Plus, New York City is relaunching its Neighborhood Challenge initiative to benefit small businesses, a new report notes that government agencies benefit from collective wisdom for COVID-19 problems, and more.
Philadelphia’s cross-sector Digital Literacy Alliance group has announced its grant cycle for fall 2020, which is targeting civic groups in the city that work with immigrants and other limited English proficiency populations.
As always, the primary focus of the grant-making is to support these organizations by funding innovations related to digital literacy. For the upcoming fall 2020 cycle, the Alliance will allocate roughly $250,000 toward a series of two-year grants. Within that, successful requests by individual organizations should be up to $40,000 dispersed across two years. For organizational partnerships, the amount is $50,000 over two years.
As always, there are multiple areas of potential funding for these grants, including but not limited to projects that help with the navigation of digital resources or online forms, parent-child education opportunities supporting family learning, instructional models that prioritize digital needs, culture awareness or sensitivity training among digital literacy instructors, and innovative approaches to generally advancing digital literacy among limited English communities.
The eligibility requirements for the grants are simple, starting with the stipulation that organizations or individuals applying must be based in Philadelphia. Past that, other requirements include that the application be for a two-year grant, organizations should have demonstrable experience serving the targeted communities, and, if awarded funding, the organization must then regularly communicate with the Alliance.
Initial submissions for this grant cycle are due on Nov. 6, and the guidelines as well as the application can be found on the group’s website.
The New York City Economic Development Corporation (NYCEDC) and its partners have relaunched Neighborhood Challenge: Tech Forward, which is an open innovation platform designed to enable crowdsourced solutions to supporting small storefront businesses hit hard by COVID-19.

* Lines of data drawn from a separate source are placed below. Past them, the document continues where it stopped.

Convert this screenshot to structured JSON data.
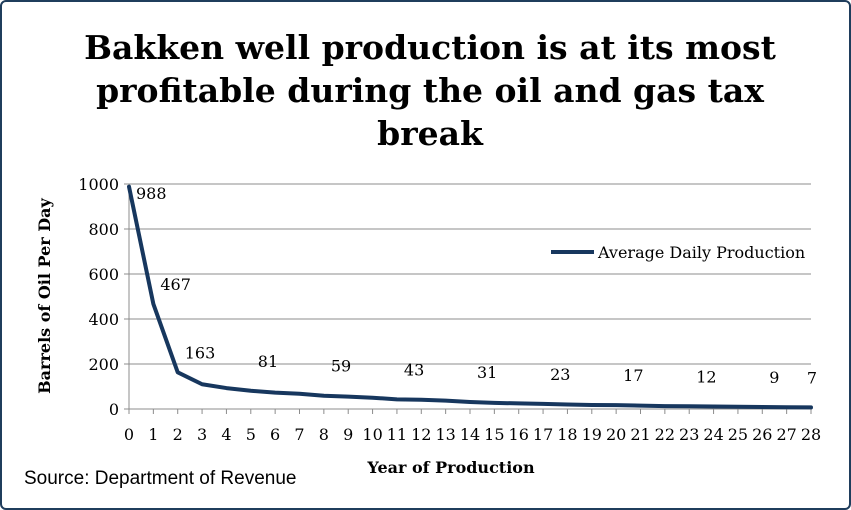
{
  "source": "Source: Department of Revenue",
  "chart_data": {
    "type": "line",
    "title": "Bakken well production is at its most profitable during the oil and gas tax break",
    "xlabel": "Year of Production",
    "ylabel": "Barrels of Oil Per Day",
    "ylim": [
      0,
      1000
    ],
    "y_ticks": [
      0,
      200,
      400,
      600,
      800,
      1000
    ],
    "grid": true,
    "legend_position": "right",
    "x": [
      0,
      1,
      2,
      3,
      4,
      5,
      6,
      7,
      8,
      9,
      10,
      11,
      12,
      13,
      14,
      15,
      16,
      17,
      18,
      19,
      20,
      21,
      22,
      23,
      24,
      25,
      26,
      27,
      28
    ],
    "series": [
      {
        "name": "Average Daily Production",
        "color": "#17375e",
        "values": [
          988,
          467,
          163,
          110,
          93,
          81,
          73,
          68,
          59,
          55,
          50,
          43,
          41,
          37,
          31,
          27,
          25,
          23,
          20,
          18,
          17,
          15,
          13,
          12,
          11,
          10,
          9,
          8,
          7
        ]
      }
    ],
    "data_labels": [
      {
        "x": 0,
        "text": "988"
      },
      {
        "x": 1,
        "text": "467"
      },
      {
        "x": 2,
        "text": "163"
      },
      {
        "x": 5,
        "text": "81"
      },
      {
        "x": 8,
        "text": "59"
      },
      {
        "x": 11,
        "text": "43"
      },
      {
        "x": 14,
        "text": "31"
      },
      {
        "x": 17,
        "text": "23"
      },
      {
        "x": 20,
        "text": "17"
      },
      {
        "x": 23,
        "text": "12"
      },
      {
        "x": 26,
        "text": "9"
      },
      {
        "x": 28,
        "text": "7"
      }
    ]
  }
}
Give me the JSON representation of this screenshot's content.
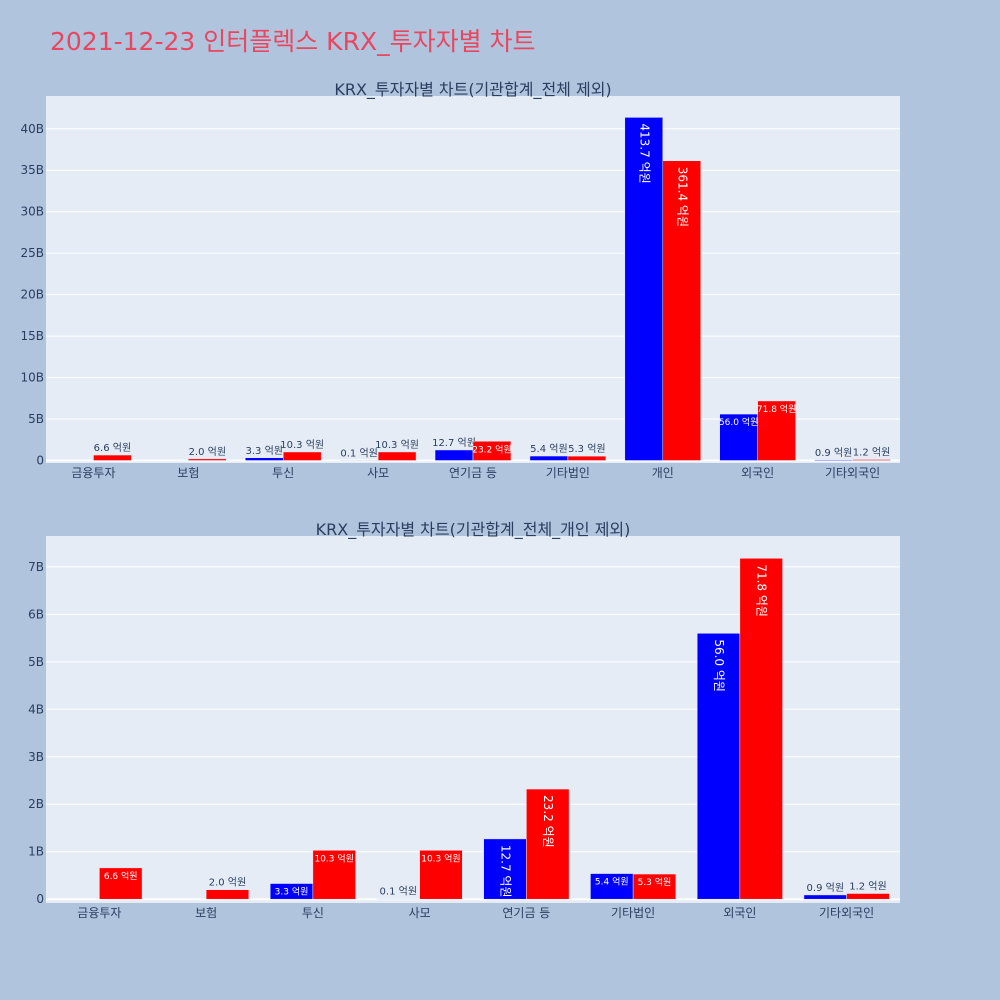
{
  "page": {
    "title": "2021-12-23 인터플렉스 KRX_투자자별 차트"
  },
  "colors": {
    "buy": "#0000ff",
    "sell": "#ff0000",
    "plot_bg": "#e5ecf6",
    "page_bg": "#b0c4de"
  },
  "chart_data": [
    {
      "type": "bar",
      "title": "KRX_투자자별 차트(기관합계_전체 제외)",
      "categories": [
        "금융투자",
        "보험",
        "투신",
        "사모",
        "연기금 등",
        "기타법인",
        "개인",
        "외국인",
        "기타외국인"
      ],
      "series": [
        {
          "values": [
            0,
            0,
            330000000,
            10000000,
            1270000000,
            540000000,
            41370000000,
            5600000000,
            90000000
          ],
          "labels": [
            "",
            "",
            "3.3 억원",
            "0.1 억원",
            "12.7 억원",
            "5.4 억원",
            "413.7 억원",
            "56.0 억원",
            "0.9 억원"
          ]
        },
        {
          "values": [
            660000000,
            200000000,
            1030000000,
            1030000000,
            2320000000,
            530000000,
            36140000000,
            7180000000,
            120000000
          ],
          "labels": [
            "6.6 억원",
            "2.0 억원",
            "10.3 억원",
            "10.3 억원",
            "23.2 억원",
            "5.3 억원",
            "361.4 억원",
            "71.8 억원",
            "1.2 억원"
          ]
        }
      ],
      "ylim": [
        -300000000,
        43950000000
      ],
      "yticks": [
        0,
        5000000000,
        10000000000,
        15000000000,
        20000000000,
        25000000000,
        30000000000,
        35000000000,
        40000000000
      ],
      "yticklabels": [
        "0",
        "5B",
        "10B",
        "15B",
        "20B",
        "25B",
        "30B",
        "35B",
        "40B"
      ],
      "grid": true
    },
    {
      "type": "bar",
      "title": "KRX_투자자별 차트(기관합계_전체_개인 제외)",
      "categories": [
        "금융투자",
        "보험",
        "투신",
        "사모",
        "연기금 등",
        "기타법인",
        "외국인",
        "기타외국인"
      ],
      "series": [
        {
          "values": [
            0,
            0,
            330000000,
            10000000,
            1270000000,
            540000000,
            5600000000,
            90000000
          ],
          "labels": [
            "",
            "",
            "3.3 억원",
            "0.1 억원",
            "12.7 억원",
            "5.4 억원",
            "56.0 억원",
            "0.9 억원"
          ]
        },
        {
          "values": [
            660000000,
            200000000,
            1030000000,
            1030000000,
            2320000000,
            530000000,
            7180000000,
            120000000
          ],
          "labels": [
            "6.6 억원",
            "2.0 억원",
            "10.3 억원",
            "10.3 억원",
            "23.2 억원",
            "5.3 억원",
            "71.8 억원",
            "1.2 억원"
          ]
        }
      ],
      "ylim": [
        -80000000,
        7650000000
      ],
      "yticks": [
        0,
        1000000000,
        2000000000,
        3000000000,
        4000000000,
        5000000000,
        6000000000,
        7000000000
      ],
      "yticklabels": [
        "0",
        "1B",
        "2B",
        "3B",
        "4B",
        "5B",
        "6B",
        "7B"
      ],
      "grid": true
    }
  ]
}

There is a long list of partners joining the NYCEDC in this endeavor, including the NYC Department of Small Business Services, The Urban Tech Hub @ Company, and CIV:LAB. As part of this relaunch, organizers are now seeking proposals that will pilot innovative and tech-enabled solutions from startups or anyone else interested in participating. Participants need not live in New York City or even in the U.S. — the challenge is global.

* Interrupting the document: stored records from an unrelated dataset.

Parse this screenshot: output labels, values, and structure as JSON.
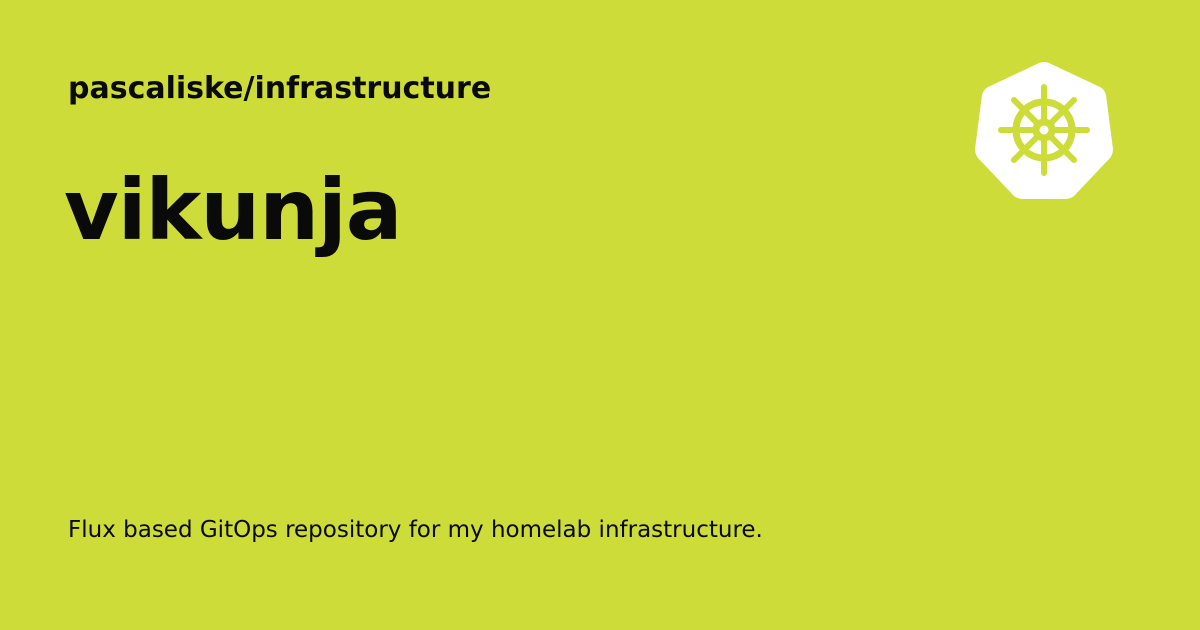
{
  "card": {
    "repo_path": "pascaliske/infrastructure",
    "title": "vikunja",
    "description": "Flux based GitOps repository for my homelab infrastructure.",
    "logo_icon": "kubernetes-helm-wheel-icon",
    "colors": {
      "background": "#cddc38",
      "text": "#0a0a0a",
      "logo": "#ffffff"
    }
  }
}
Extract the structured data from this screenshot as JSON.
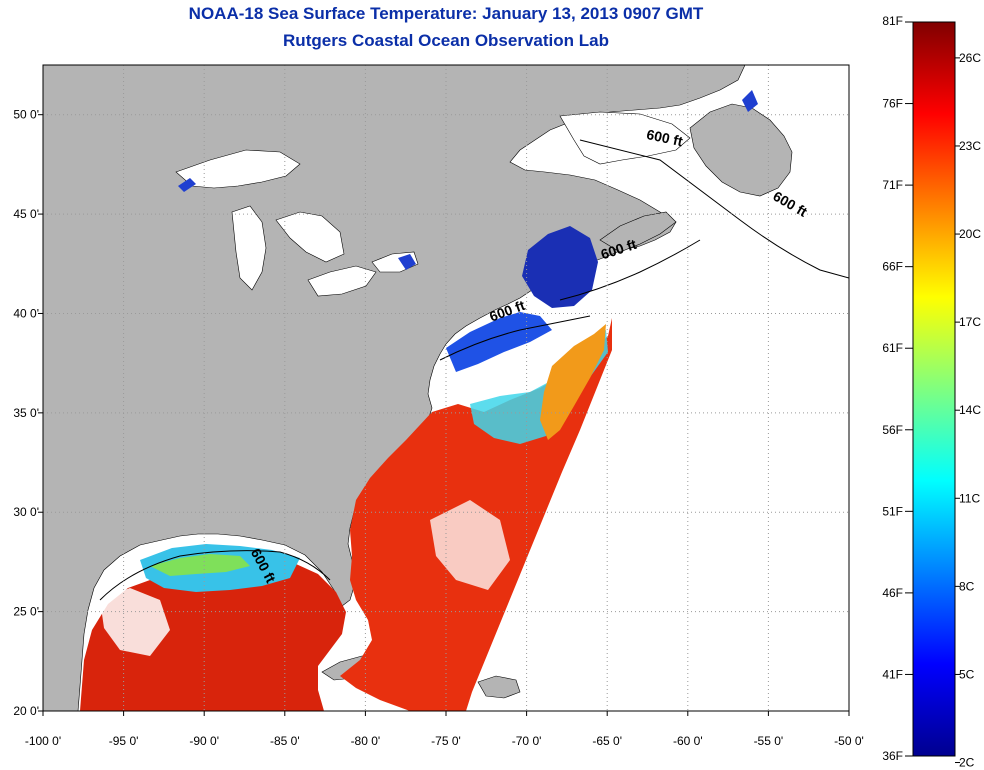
{
  "title": "NOAA-18 Sea Surface Temperature:  January 13, 2013 0907 GMT",
  "subtitle": "Rutgers Coastal Ocean Observation Lab",
  "map": {
    "lon_range": [
      -100,
      -50
    ],
    "lat_range": [
      20,
      52.5
    ],
    "lon_ticks": [
      {
        "value": -100,
        "label": "-100 0'"
      },
      {
        "value": -95,
        "label": "-95 0'"
      },
      {
        "value": -90,
        "label": "-90 0'"
      },
      {
        "value": -85,
        "label": "-85 0'"
      },
      {
        "value": -80,
        "label": "-80 0'"
      },
      {
        "value": -75,
        "label": "-75 0'"
      },
      {
        "value": -70,
        "label": "-70 0'"
      },
      {
        "value": -65,
        "label": "-65 0'"
      },
      {
        "value": -60,
        "label": "-60 0'"
      },
      {
        "value": -55,
        "label": "-55 0'"
      },
      {
        "value": -50,
        "label": "-50 0'"
      }
    ],
    "lat_ticks": [
      {
        "value": 20,
        "label": "20 0'"
      },
      {
        "value": 25,
        "label": "25 0'"
      },
      {
        "value": 30,
        "label": "30 0'"
      },
      {
        "value": 35,
        "label": "35 0'"
      },
      {
        "value": 40,
        "label": "40 0'"
      },
      {
        "value": 45,
        "label": "45 0'"
      },
      {
        "value": 50,
        "label": "50 0'"
      }
    ],
    "contour_labels": [
      {
        "text": "600 ft",
        "lon": -61.5,
        "lat": 48.6,
        "angle": 12
      },
      {
        "text": "600 ft",
        "lon": -53.8,
        "lat": 45.3,
        "angle": 30
      },
      {
        "text": "600 ft",
        "lon": -64.2,
        "lat": 43.0,
        "angle": -18
      },
      {
        "text": "600 ft",
        "lon": -71.1,
        "lat": 39.9,
        "angle": -20
      },
      {
        "text": "600 ft",
        "lon": -86.6,
        "lat": 27.2,
        "angle": 62
      }
    ],
    "colors": {
      "land": "#b4b4b4",
      "no_data": "#ffffff",
      "lakes": "#ffffff",
      "grid": "#9a9a9a"
    }
  },
  "colorbar": {
    "min_f": 36,
    "max_f": 81,
    "f_ticks": [
      {
        "value": 36,
        "label": "36F"
      },
      {
        "value": 41,
        "label": "41F"
      },
      {
        "value": 46,
        "label": "46F"
      },
      {
        "value": 51,
        "label": "51F"
      },
      {
        "value": 56,
        "label": "56F"
      },
      {
        "value": 61,
        "label": "61F"
      },
      {
        "value": 66,
        "label": "66F"
      },
      {
        "value": 71,
        "label": "71F"
      },
      {
        "value": 76,
        "label": "76F"
      },
      {
        "value": 81,
        "label": "81F"
      }
    ],
    "c_ticks": [
      {
        "value": 2,
        "label": "2C"
      },
      {
        "value": 5,
        "label": "5C"
      },
      {
        "value": 8,
        "label": "8C"
      },
      {
        "value": 11,
        "label": "11C"
      },
      {
        "value": 14,
        "label": "14C"
      },
      {
        "value": 17,
        "label": "17C"
      },
      {
        "value": 20,
        "label": "20C"
      },
      {
        "value": 23,
        "label": "23C"
      },
      {
        "value": 26,
        "label": "26C"
      }
    ]
  }
}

There are, of course, parameters to the project. The challenge is to focus on four areas: digitizing business models, giving a redesign to establishment operations, mitigating storefront vacancies, and curb management or public space reconfiguration. The challenge will allot up to two winning proposals per each focus area.
Successful proposals will then be implemented with an eye, of course, toward scaling them. According to the press release for the relaunched challenge, “selected Neighborhood Challenge projects are intended to serve as catalysts for long-term sustainability and positive economic impact in New York City.”

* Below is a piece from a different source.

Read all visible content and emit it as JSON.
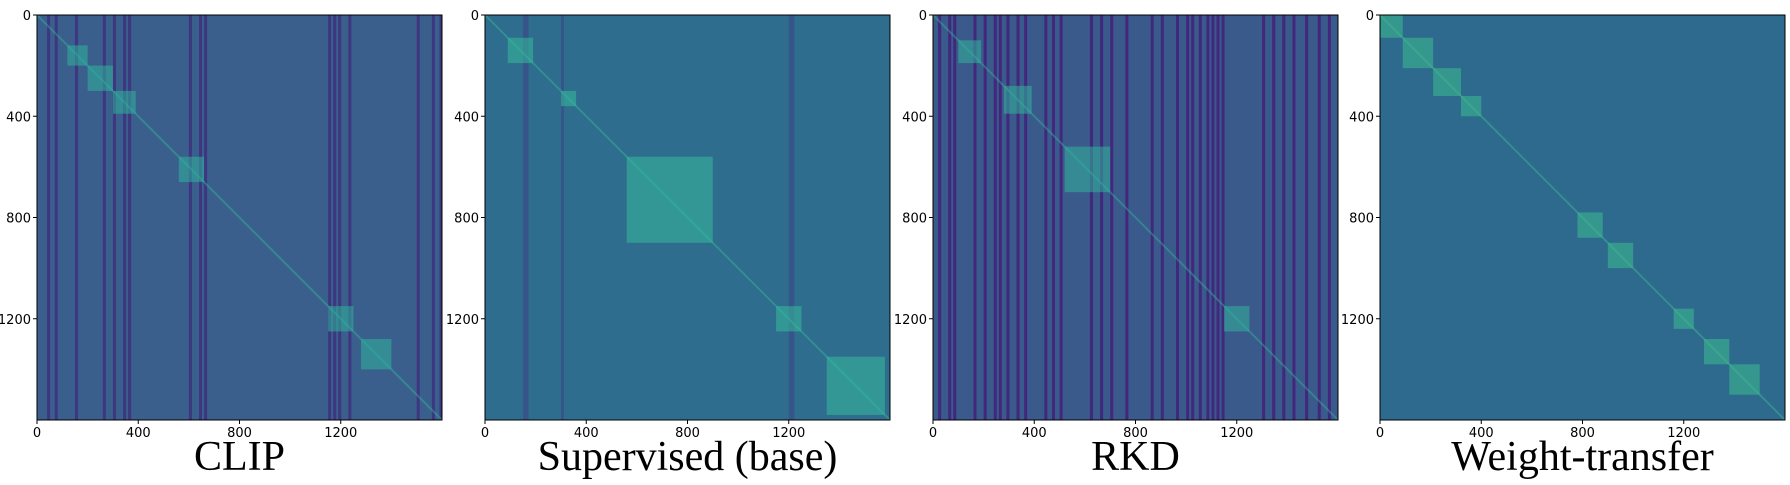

As with many civic tech challenges, part of the structure of this one will involved a network of advisers who will give selected proposals guidance toward implementation. In this instance, those advisers will come from the Mayor’s Office of the Chief Technology Officer, the Office of Nightlife, Partnership for New York City, Cornell Tech, IEEE, Fraunhofer IAO, the NYC BID Association, and the NYC Hospitality Alliance.
More information about the challenge can be found on the neighborhoodchallenge.nyc website.
A new report from The Governance Lab (The GovLab) at NYU’s Tandon School of Engineering has found that organizations that embrace shared wisdom are better at solving challenges for government, which right now especially includes those related to COVID-19.
These problems range from air pollution to chronic illness to sustainable development, climate change, disaster response, and more. Dubbed Using Collective Intelligence to Solve Public Problems, the report looked at global examples wherein public institutions used or are currently using new technologies to apply collective wisdom of people in their communities to those challenges.
As part of this, The GovLab has also published 30 related case studies around how leaders have designed the most successful projects. More information can be found via the website for a broader project around the matter: Using Collective Intelligence to Solve Public Problems.